Hydrologie. Wasser managen auf Ackerflächen
Trockenheit im Frühjahr, zu nasse Flächen im Herbst – wie kann der Spagat zwischen Wasserrückhalt auf bewirtschafteten Flächen und landwirtschaftlicher Nutzbarkeit gelingen? Dietmar Mehl zeigt Vorteile und Grenzen verschiedener Maßnahmen auf.
Der Boden ist das zentrale Produktionsmittel der Landwirtschaft. Es ist aber auch keine Pflanzenproduktion ohne Wasser möglich, das neben anderen Größen wie Relief und Nährstoffversorgung selbstverständlicher Wachstumsfaktor ist.
Hydrologische Betrachtungsweise
Es stellt sich somit die Frage, wie eine optimale Menge an Wasser in der Fläche gehalten werden kann. Der Boden ist von herausragender hydrologischer Bedeutung auf allen Betrachtungsebenen. Hierbei ist relevant, dass er als hydrologisches Teilsystem eingebunden ist in den Wasserkreislauf, der sich aus Niederschlag, Verdunstung, Speicherung und Abfluss zusammensetzt. Jede dieser Größen ist bei hydrologischer Betrachtung eine Komponente des Wasserhaushalts.
Die durch den Anstieg der sogenannten Treibhausgase verursachte Erderwärmung bedingt sich vergleichsweise schnell ändernde klimatologische bzw. meteorologische Verhältnisse. Schon jetzt, aber vor allem in der Zukunft verschärfen sich die Folgen für die hydrologischen Bedingungen. So waren nach Angaben des Umweltbundesamtes unter anderem die Jahre 2018, 2019, 2020 und 2022 zu trocken. Demgegenüber scheinen sich extreme (Stark-)Niederschlagsereignisse zu mehren. Aus alldem entstehen erhebliche Gefahren. Hier ist die Landwirtschaft angesprochen – im eigenen Interesse – und das würde wegen der großen hydrologischen Bedeutung der Landwirtschaftsflächen (50,4 % landwirtschaftliche Nutzflächen an der Gesamtfläche Deutschlands im Jahr 2022 nach Angaben des Umweltbundesamtes) zudem enorme gesamtgesellschaftliche Vorteile erbringen.

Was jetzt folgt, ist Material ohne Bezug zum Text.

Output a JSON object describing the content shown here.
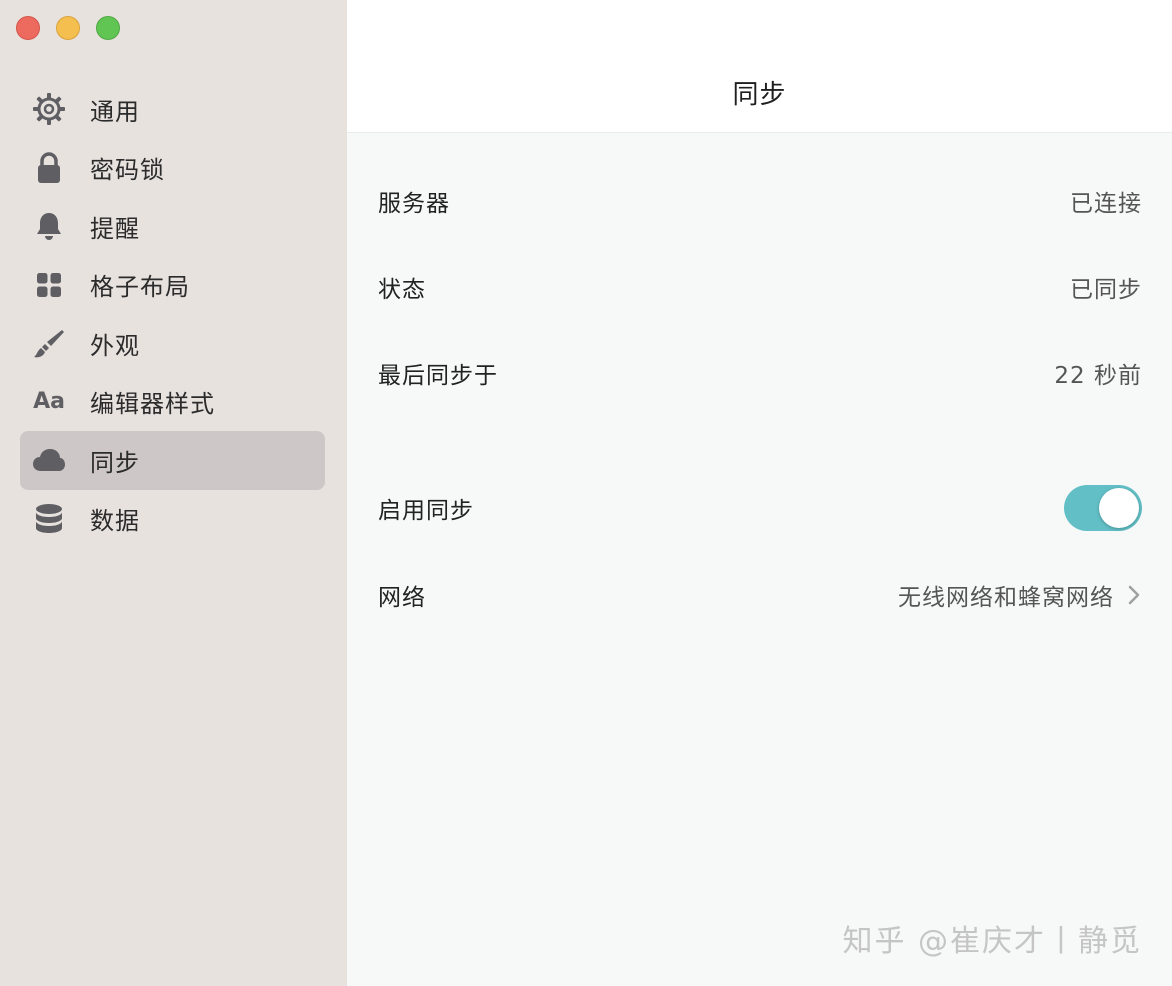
{
  "window": {
    "traffic_lights": [
      "close",
      "minimize",
      "maximize"
    ]
  },
  "sidebar": {
    "items": [
      {
        "label": "通用",
        "icon": "gear-icon",
        "active": false
      },
      {
        "label": "密码锁",
        "icon": "lock-icon",
        "active": false
      },
      {
        "label": "提醒",
        "icon": "bell-icon",
        "active": false
      },
      {
        "label": "格子布局",
        "icon": "grid-icon",
        "active": false
      },
      {
        "label": "外观",
        "icon": "paintbrush-icon",
        "active": false
      },
      {
        "label": "编辑器样式",
        "icon": "text-style-icon",
        "icon_text": "Aa",
        "active": false
      },
      {
        "label": "同步",
        "icon": "cloud-icon",
        "active": true
      },
      {
        "label": "数据",
        "icon": "database-icon",
        "active": false
      }
    ]
  },
  "main": {
    "title": "同步",
    "rows": {
      "server": {
        "label": "服务器",
        "value": "已连接"
      },
      "status": {
        "label": "状态",
        "value": "已同步"
      },
      "last_sync": {
        "label": "最后同步于",
        "value": "22 秒前"
      },
      "enable_sync": {
        "label": "启用同步",
        "enabled": true
      },
      "network": {
        "label": "网络",
        "value": "无线网络和蜂窝网络"
      }
    }
  },
  "watermark": "知乎 @崔庆才丨静觅",
  "colors": {
    "sidebar_bg": "#e8e2df",
    "active_item_bg": "#cdc8c7",
    "toggle_on": "#62bfc6",
    "main_bg": "#f7f8f8"
  }
}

Vier Maßnahmen zum Wasserrückhalt
Die Maßnahmen zum Wasserrückhalt lassen sich in vier verschiedene Gruppen einteilen (siehe auch Übersicht): Als erster Punkt seien die Maßnahmen zur Förderung des natürlichen Wasserrückhalts genannt (A). Eine Verbesserung der Versickerungsfähigkeit kann unter anderem erreicht werden durch eine mechanische Auflockerung des Bodens (A.1 und A.2), eine Zuführung organischen Materials sowie eine hohe Durchwurzelung. Aus landwirtschaftlichem Blickwinkel kann durch diese Maßnahmen Staunässe im Oberboden vermieden werden sowie eine Verringerung von Landoberflächenabfluss und Bodenerosion. Eine bessere hydraulische Leitfähigkeit des Bodens hat
eine höhere Wasseraufnahme bei Starkregen und somit längere Wasserverfügbarkeit in Trockenperioden zur Folge. Diese führt aus hydrologischer Sicht zum Beispiel zu dem Vorteil, dass eine geringere Direktabflussbildung stattfindet und eine verbesserte Grundwasserneubildung.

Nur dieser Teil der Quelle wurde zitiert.